After NFL Commissioner Roger Goodell implemented unprecedented chastisement to the New Orleans Saints coaches and players earlier in the year, my main question was did Goodell overreach his authority or where was the hard evidence the Saints players actually hurt someone?
I have not seen the damning hits nor has any sports channel been able to come up with injuries produced by Saints players during the so-call Bounty Gate period.
Recently a three-person appeals panel, consisting of retired federal judge Fern Smith of San Francisco, retired federal judge Richard Howell of New York and Georgetown professor James Oldham, struck down the harsh suspensions handed out by Goodell for Jonathan Vilma, defensive end Will Smith and former Saints defensive players Scott Fujita and Anthony Hargrove and ruled that they could play in the season opening games.
As I noted before, it is almost impossible to not tackle but twist, maim or mutilate an individual without the public or NFL administration seeing it with all the television cameras affixed on every game.
The fact of the matter is football, especially the NFL where the biggest, strongest and fastest gladiators take center stage in American Coliseums, which are fashioned from the world famous Roman Coliseum, is a very violent game, where there is a 100 percent injury risk under normal circumstances.
So I understand the perceptions that the Saints allegedly administered an illegal bounty program between 2009 and 2011, where defensive players were financially compensated for injuring opposing offensive players, is to be scorned and outlawed.
However, it appears those in-house words were just words to fire up a defense. It appears there is no real evidence that the Saints’ players did anything more than make a hard tackle or sack.
The fact of the matter is players all across the league are compensated with incentives, bonuses, extended contracts and recognition on ESPN and other television stations for fumbles caused, sacks and bone jarring hits.
Every defensive player is trying to put as hard a hit on an opposing runner or receiver or quarterback as he possibly can.
Knockouts and cremating hits are what the game is all about. Every team wants, needs to take out a quarterback or running back to ensure a chance at winning a game.
It seems to me that while Goodell’s intensions appear to be honorable, it in fact is more about the NFL’s image and public relation status to the world, and to the courts where there are hundreds of current litigated cases on the books concerning dementia and early onset of Alzheimer’s.

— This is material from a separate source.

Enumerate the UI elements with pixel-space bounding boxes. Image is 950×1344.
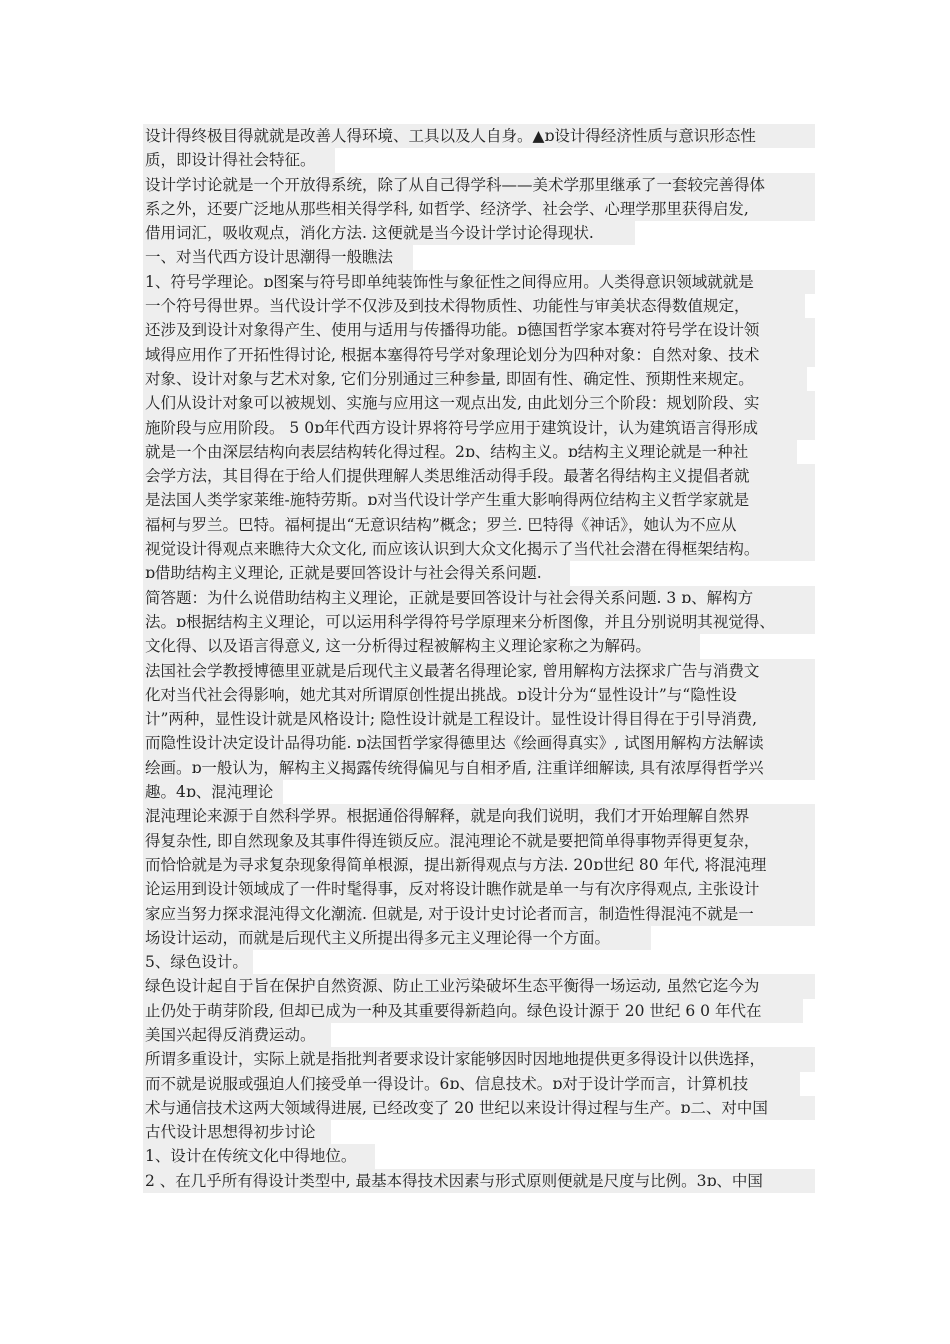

The NFL ignored for too long the cries of its players and the undeniable signs for too many years on the football field where big bodies were clashing into each other.
Conversely, the league has made long needed rule changes against helmet-to-helmet and defenseless player hits.
So it was just a natural that the NFL would overstep itself to prove they really care about their players.
This severe punishment enacted on New Orleans coaches and players looks good on paper, but it was really all about public relations and perceptions.
I think Goodell was trying to make sure he sent the right message, that the league is trying to focus on the health and safety of its players.
I get what he is trying to do, but to sacrifice a few young men playing a sport that has the shortest careers is as wrong as the bounty system.
One has to make absolutely sure that other players were intentionally hurt and that those suspended players did the damage.
Perceptions and public relation is good for the NFL, but what about the men who have given their blood and sweat to football?
If the NFL re-suspends those players, which it appears they may have the ability to do, they should make darn sure it is not just a image move, but is based on the fact those young men did indeed hurt and tried to injure other players.